Parents say they don’t feel their kindergartners are pressured to perform.
Children are eager to learn and adapt well to the rigor if they have support at home, Kujat said.
“They don’t want to feel like failures,” she said.
But some kindergartners are already anxious about their learning, said Tammy Goetz, principal at Seward Montessori in Minneapolis. That bothers her, she said.
Classrooms hold a mix of kids with different experiences, said Callahan, the Bethune kindergarten teacher.
“Not all children go to preschool, yet are expected to end up at the same place academically by June,” she added.
More children are getting access to preschool. Gov. Mark Dayton’s prekindergarten plan expanded early education this year so that more than 3,000 4-year-olds can attend school for free.
What happened to play?
But in the process, guided adult-supported playtime like sand and water play, dress-up corners and role-playing has largely vanished from kindergarten classrooms, said Amy Susman-Stillman, the director of applied research and training at the University of Minnesota’s Center for Early Education and Development.
Teachers are trying to balance rigor and fun. Kindergartners molded the shapes of letters with Play-Doh at Meadowbrook Elementary. They sang along to a song about the colors in Boucher’s class.

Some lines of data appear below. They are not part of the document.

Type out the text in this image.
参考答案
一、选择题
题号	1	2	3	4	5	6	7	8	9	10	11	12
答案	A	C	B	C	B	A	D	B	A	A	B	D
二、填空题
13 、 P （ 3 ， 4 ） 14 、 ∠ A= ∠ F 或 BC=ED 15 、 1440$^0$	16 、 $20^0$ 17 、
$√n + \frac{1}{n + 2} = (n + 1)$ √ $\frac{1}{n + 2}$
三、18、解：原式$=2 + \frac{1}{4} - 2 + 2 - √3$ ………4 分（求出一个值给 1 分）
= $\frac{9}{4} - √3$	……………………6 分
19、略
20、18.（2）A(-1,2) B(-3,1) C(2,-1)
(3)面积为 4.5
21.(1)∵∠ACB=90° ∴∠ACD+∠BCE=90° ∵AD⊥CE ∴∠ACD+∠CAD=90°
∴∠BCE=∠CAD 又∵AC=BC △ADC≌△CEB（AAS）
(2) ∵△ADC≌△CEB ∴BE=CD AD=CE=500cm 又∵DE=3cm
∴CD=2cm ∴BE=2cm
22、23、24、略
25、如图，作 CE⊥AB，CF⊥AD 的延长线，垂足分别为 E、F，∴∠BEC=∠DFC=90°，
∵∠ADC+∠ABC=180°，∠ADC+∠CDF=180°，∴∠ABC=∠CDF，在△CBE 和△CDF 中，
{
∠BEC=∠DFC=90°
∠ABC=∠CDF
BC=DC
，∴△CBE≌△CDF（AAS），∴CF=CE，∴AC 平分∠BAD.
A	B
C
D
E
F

Meanwhile, the Minneapolis district is administering tougher kindergarten assessments, Boucher said. He knows the bottom line but wishes things were looser: Kids need more time for Lincoln Logs, Legos and building blocks.
“My schedule doesn’t really allow for us to do that,” he said.
At Folwell, Boucher said he does his best to keep kindergarten fun despite the academic expectations with singalongs and arts projects, but the little ones wear out and lose focus in the afternoon.
The focus on rigor is cyclical, Callahan said, and she expects it to shift back to the importance of play.
“We’re going to start going the other way and having more of a balance,” she said.